Une intervention publique et des initiatives citoyennes
Les économistes atterrés en sont convaincus. Accompagnée de lois
d’objectifs, la fiscalité écologique doit aussi être incitative pour
aider les productions non polluantes, privilégiant la durée de vie des
produits plutôt que leur obsolescence programmée, ainsi que
l’agriculture de proximité, biologique ou agro-écologique au détriment
de l’agriculture intensive, grosse consommatrice d’énergie et d’intrants
chimiques. «La politique agricole commune, qui représente un tiers
du budget total de l’Union européenne doit être revue en fonction de ces
nouvelles exigences», affirme le Nouveau manifeste, alors que le
verdissement souhaité lors de la dernière réforme de la PAC a
passablement échoué. Pour être durable, la transition énergétique doit
aussi s’appuyer sur une forte intervention publique, des initiatives de
collectivités locales et de citoyens.
Réduire les inégalités par l’éducation et la rénovation urbaine
Intéressante, leur initiative inscrit l’écologie au cœur d’un projet de société global, qui donne également la priorité «à la réduction des inégalités de revenus, qui ont bondi depuis les années 1990 et encore plus depuis 2008»,
rappelle Anne Eydoux, maître de conférences à l’université Rennes 2.

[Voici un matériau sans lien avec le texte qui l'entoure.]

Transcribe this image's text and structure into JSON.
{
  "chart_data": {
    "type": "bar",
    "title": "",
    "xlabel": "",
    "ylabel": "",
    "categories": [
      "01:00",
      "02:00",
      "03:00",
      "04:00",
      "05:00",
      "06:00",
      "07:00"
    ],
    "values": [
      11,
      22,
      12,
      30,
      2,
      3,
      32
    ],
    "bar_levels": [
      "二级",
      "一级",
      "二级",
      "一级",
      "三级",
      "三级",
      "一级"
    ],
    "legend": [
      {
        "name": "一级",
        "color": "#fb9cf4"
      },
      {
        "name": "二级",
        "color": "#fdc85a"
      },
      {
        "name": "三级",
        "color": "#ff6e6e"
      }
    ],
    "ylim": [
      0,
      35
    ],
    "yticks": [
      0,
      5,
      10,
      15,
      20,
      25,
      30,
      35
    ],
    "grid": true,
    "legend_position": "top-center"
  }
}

L’économiste n’oublie pas les inégalités sociales, touchant les femmes
ou les étrangers, estimant qu’il faut donner davantage de moyens à
l’Education nationale et lancer de grandes politiques de rénovation
urbaine.
Quel écho dans la société?
Le Nouveau manifeste complète son projet par la promotion des salaires
élevés, des contrats à durée indéterminée, de la réduction du temps de
travail… «La mise en place des 35 heures a permis de créer en France de 300.000 à 500.000 emplois»,
rappelle le nouvel opus. Et pour ne pas perdre le fil de la reconquête
de ce bien-être social et environnemental, un nouvel indicateur doit
compenser les manques du PIB, en intégrant la production non marchande
des administrations et le respect des équilibres sociaux et écologiques.
Seront-ils entendus? Au regard du succès inattendu de leur premier
manifeste, vendu à près de 100.000 exemplaires, de bonnes surprises sont
possibles. «Nous ne sommes ni conseillers du prince ni un groupe de lobbying mais une simple association citoyenne», répond le collectif, qui se refuse à tout pronostic.